En outre, la pratique de l’exclusion sociale dans certaines régions du Burkina Faso, vient assombrir le tableau des acquis en matière de lutte contre les violences et les discriminations à l’égard des femmes. En effet, il existe au Burkina Faso, la pratique de détection de sorcières qui se solde la plupart du temps par la maltraitance et l’exclusion sociale de ces pauvres victimes au regard et au su de tout le monde. L’église catholique a créé des centres dont le plus célèbre est le centre Denwende de Ouagadougou pour accueillir ces femmes qui ont été bannies de leur communauté d’origine. Pour nous, ces centres doivent disparaître et les femmes réintégrées de gré ou de force dans leur communauté d’origine. L’Etat doit réagir, car au nom de coutumes aux origines parfois douteuses on ne peut continuer à stigmatiser une partie de la population à cause de son sexe.

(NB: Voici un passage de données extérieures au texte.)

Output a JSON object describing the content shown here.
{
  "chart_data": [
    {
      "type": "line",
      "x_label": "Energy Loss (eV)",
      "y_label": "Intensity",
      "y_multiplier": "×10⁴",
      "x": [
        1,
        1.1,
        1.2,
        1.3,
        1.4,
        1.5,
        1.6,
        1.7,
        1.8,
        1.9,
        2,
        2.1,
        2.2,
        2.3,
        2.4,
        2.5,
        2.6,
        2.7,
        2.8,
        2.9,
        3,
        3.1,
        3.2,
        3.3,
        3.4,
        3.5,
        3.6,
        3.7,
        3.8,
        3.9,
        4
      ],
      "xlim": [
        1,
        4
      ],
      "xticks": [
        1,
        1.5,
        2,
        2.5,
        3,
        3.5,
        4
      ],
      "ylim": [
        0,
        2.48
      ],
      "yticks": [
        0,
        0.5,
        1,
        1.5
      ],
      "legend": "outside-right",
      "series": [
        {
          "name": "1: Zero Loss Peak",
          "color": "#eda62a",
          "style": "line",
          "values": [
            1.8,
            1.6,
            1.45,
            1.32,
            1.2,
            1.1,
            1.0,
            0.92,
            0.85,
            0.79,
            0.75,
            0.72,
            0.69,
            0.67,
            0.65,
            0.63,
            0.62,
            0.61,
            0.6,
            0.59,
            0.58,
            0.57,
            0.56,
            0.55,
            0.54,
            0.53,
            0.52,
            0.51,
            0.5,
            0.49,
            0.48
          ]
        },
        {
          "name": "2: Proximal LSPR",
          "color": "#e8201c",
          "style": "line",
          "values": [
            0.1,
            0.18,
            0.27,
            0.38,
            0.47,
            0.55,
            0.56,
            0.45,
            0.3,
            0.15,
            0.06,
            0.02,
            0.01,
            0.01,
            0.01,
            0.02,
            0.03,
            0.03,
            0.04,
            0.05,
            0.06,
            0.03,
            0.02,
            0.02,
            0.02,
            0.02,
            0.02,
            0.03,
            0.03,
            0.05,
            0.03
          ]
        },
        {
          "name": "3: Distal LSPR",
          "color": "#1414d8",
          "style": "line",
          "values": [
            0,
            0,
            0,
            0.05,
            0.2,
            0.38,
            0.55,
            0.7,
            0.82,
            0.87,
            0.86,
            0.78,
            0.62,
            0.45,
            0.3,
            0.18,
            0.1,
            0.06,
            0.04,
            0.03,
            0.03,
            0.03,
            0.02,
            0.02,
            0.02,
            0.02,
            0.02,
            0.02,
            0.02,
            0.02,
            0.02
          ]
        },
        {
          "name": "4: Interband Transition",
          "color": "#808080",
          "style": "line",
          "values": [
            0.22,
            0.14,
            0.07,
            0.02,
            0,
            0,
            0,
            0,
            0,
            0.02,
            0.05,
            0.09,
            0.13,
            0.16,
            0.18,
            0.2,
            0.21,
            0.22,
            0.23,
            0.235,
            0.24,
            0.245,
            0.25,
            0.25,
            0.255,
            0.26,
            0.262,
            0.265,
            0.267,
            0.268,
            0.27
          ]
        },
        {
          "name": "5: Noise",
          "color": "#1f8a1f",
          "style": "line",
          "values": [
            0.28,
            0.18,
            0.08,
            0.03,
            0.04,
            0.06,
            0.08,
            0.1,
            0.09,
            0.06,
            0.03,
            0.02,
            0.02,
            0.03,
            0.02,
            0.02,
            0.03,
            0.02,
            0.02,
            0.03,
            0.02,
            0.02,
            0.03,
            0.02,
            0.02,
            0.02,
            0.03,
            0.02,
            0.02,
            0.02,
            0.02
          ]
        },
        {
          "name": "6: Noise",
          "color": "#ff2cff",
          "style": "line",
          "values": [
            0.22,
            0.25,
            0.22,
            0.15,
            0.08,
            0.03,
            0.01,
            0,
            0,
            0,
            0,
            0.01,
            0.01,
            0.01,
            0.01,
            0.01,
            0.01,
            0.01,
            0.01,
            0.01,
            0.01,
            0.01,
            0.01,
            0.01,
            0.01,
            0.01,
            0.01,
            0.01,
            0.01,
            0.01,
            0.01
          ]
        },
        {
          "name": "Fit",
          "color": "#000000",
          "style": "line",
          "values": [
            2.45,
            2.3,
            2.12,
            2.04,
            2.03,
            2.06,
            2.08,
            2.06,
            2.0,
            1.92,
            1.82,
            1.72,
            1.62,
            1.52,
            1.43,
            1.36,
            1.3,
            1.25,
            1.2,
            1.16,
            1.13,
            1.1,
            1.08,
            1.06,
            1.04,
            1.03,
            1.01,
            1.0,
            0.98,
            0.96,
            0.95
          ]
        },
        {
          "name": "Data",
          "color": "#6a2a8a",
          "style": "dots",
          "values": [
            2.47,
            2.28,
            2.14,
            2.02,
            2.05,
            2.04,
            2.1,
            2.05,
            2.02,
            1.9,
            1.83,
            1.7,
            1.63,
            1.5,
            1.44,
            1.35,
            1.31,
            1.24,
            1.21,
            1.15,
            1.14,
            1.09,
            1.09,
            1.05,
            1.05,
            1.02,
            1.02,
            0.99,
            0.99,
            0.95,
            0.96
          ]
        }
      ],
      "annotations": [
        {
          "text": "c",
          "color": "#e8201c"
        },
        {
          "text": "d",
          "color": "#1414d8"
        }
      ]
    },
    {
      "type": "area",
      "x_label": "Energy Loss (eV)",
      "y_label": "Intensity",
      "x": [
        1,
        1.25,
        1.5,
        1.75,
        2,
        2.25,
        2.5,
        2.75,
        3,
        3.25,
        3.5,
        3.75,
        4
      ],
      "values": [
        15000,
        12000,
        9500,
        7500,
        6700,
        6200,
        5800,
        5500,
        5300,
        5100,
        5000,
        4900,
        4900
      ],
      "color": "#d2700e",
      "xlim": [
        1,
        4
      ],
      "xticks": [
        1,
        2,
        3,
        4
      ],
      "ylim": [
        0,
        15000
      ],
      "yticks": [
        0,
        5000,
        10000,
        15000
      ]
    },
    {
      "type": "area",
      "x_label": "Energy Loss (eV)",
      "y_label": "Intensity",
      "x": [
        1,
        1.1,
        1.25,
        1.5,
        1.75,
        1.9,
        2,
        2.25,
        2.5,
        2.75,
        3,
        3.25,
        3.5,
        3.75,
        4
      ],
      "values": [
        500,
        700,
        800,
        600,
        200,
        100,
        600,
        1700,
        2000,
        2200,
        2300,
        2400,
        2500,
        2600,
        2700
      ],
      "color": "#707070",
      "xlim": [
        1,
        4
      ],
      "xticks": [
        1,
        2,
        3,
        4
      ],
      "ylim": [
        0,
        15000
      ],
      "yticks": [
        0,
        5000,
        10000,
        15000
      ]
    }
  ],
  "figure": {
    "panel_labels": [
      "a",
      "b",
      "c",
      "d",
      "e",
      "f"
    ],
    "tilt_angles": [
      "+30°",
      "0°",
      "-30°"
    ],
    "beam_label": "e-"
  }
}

Si la justice, lorsqu’elle est saisie de ces cas de violences, arrive à condamner les auteurs, il reste que la volonté politique de faire face à ce phénomène tarde à se manifester. L’Etat du Burkina Faso, en ratifiant le protocole de Maputo, s’est engagé à prendre de mesures adéquates pour ne pas favoriser des discriminations à l’égard des femmes et lutter pour les éradiquer. Il doit respecter ses engagements en adoptant une loi spécifique contre l’exclusion sociale des femmes, surtout celles qui sont âgées.

PERSPECTIVES

Y a-t-il un espoir pour les femmes du Burkina Faso de voir leurs droits respecter dans un pays plus sensible aux problèmes auxquels elles sont confrontées ? Il est hasardeux de répondre à cette question ! Cependant, l’évolution de la condition de la femme burkinabé au cours de la décennie 2010 qui s’achève permet d’espérer en des lendemains meilleurs à condition que tous les acteurs femmes et hommes, acteurs politiques ou de la société civile, ne baissent pas les bras.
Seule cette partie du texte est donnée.